17 Aralık 2012 Pazartesi

''Her Şey Unutulur, Hatıralar Kalır. SİZE Her Mayıs BİZİ Hatırlatır''


  Galatasarayımız’ın Mayıs ayında Kadıköy’de tüm engellere inat! kaldırdığı şampiyonluk kupasını hazmedemeden üstüne bir de Erzurum’da Süper Kupa tokadı yiyen Fenerbahçeliler, şüphesiz 4 aydır bugünü, bu maçı bekliyorlardı. Türk Telekom Arena’da hasbel kader alacakları 3-4 farklı bir galibiyet bir sezon önce yaşananları herkese unutturacaktı akıllarınca. Ama bunlar boş hayallerdi tabi. Çünkü Galatasaray’ın ne geçtiğimiz sezon itibariyle Fenerbahçe üzerinde oluşturduğu psikolojik baskıyı bozdurmaya niyeti vardı, ne de kendi sahasında ezeli rakibine mağlup olmaya.
   Karşılaşmanın başlamasına 5 dakika kala başlayan muhteşem kareografi şov bile rakip üzerindeki baskı fazlasıyla arttıracak cinstendi. Kupa kaldıran 3 boyutlu aslan figürü, Şükrü Saraçoğlu Stadı’ndaki ellerini başının arasına koymuş Fenerbahçeli adam ve ‘’Her şey unutulur, hatıralar kalır. Size her Mayıs bizi hatırlatır.’’ yazısı…
   Görsel şovun da tamamlanmasıyla derbi heyecanın başlama zamanı gelmişti artık. Hem Fatih Hoca hem de Aykut Kocaman son haftalarda vazgeçmedikleri onbirleriyle sahadaydılar.

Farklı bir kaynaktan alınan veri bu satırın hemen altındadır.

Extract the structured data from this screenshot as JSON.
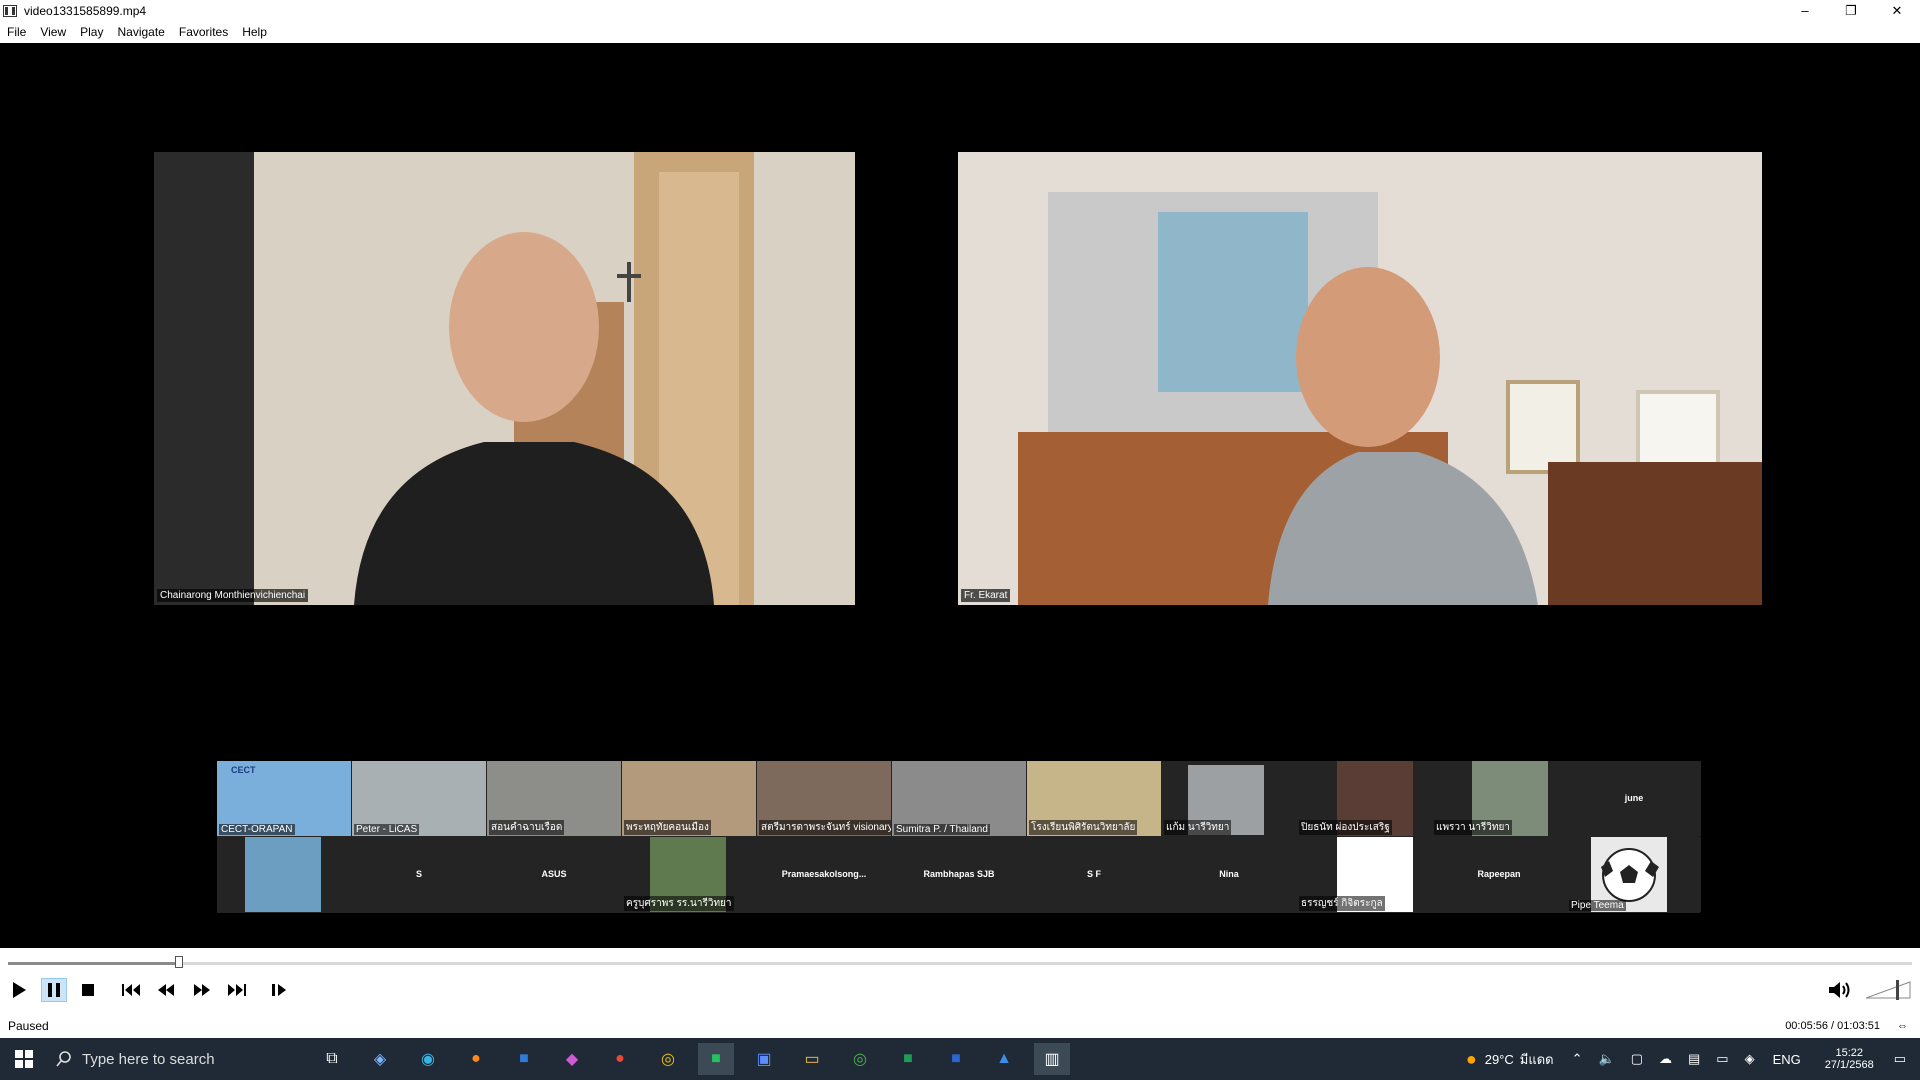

  Karşılaşmaya takımımız oldukça baskılı ve arzulu başladı. Daha 1.dakikadan itibaren oyunu rakip yarı alana yıktık. Topun Fenerbahçe’ye geçtiği anlarda da yoğun bir pres uyguluyordu futbolcularımız. Bu müthiş baskı meyvesini de beraberinde getireceğini henüz 5.dakikada belli etti. Hamit’in ceza yayından vurduğu sert şut direkten geri geldi. Bu pozisyonla birlikte tribünler hepten coştu. Seyircisinin müthiş desteğiyle birlikte gol için yükleniyordu Galatasaray.
   Dakikalar 10’u gösterirken Caner’in Eboue’ye yaptığı hareket sonucu rakip yarı alan ortalarından serbest vuruş kazandık. Topun başına geçen Riera öyle bir kesti ki, gol olacağı daha top havadayken belliydi. Kafa vuruşunu yapmak Fenerbahçeli Bekir’e kısmet oldu J
   İstediğimiz golü erken bulmamız Türk Telekom Arena’da müthiş bir coşkuyla kutlanıyordu. Açıkçası kalan 80 dakikalık bölümde çok daha rahat oynarız diye düşündüm o an. Ancak yanıldım. Çünkü Fenerbahçe takımı golü yeyince kendine geldi. Santrayla beraber bu sefer onlar yüklenmeye başladı.
  Aykut Kocaman’ın 3 önliberolu 5li orta sahası, Selçuk ve Melo üzerinde ciddi bir üstünlük kurdu. Öyle ki bu iki futbolcumuz yüzlerini rakip kaleye dönemez hale geldiler. Selçuk gibi ligimizin belki de en isabetli pas atan oyuncusu bile bu baskı karşısında bocalamaya başladı.
  Fenerbahçe’nin üzerimizde kurduğu baskı da tıpkı bizimki gibi golü çabuk getirdi. 23.dakikada ceza sahamıza gelen ortayı Riera’nın hatalı karşılaması, Hasan Ali’ye cepheden şut imkanı tanıdı. O şutta ağlarımıza gitti. Enteresan olan Hasan Ali’nin golü sağ ayağıyla atmasıydı…
  1-1 ister istemez Fatih Terim’in canını sıktı. Özellikle topla çıkışlarda sık sık hatalar yapan savunma oyuncularına kenardan ikazlarda bulundu.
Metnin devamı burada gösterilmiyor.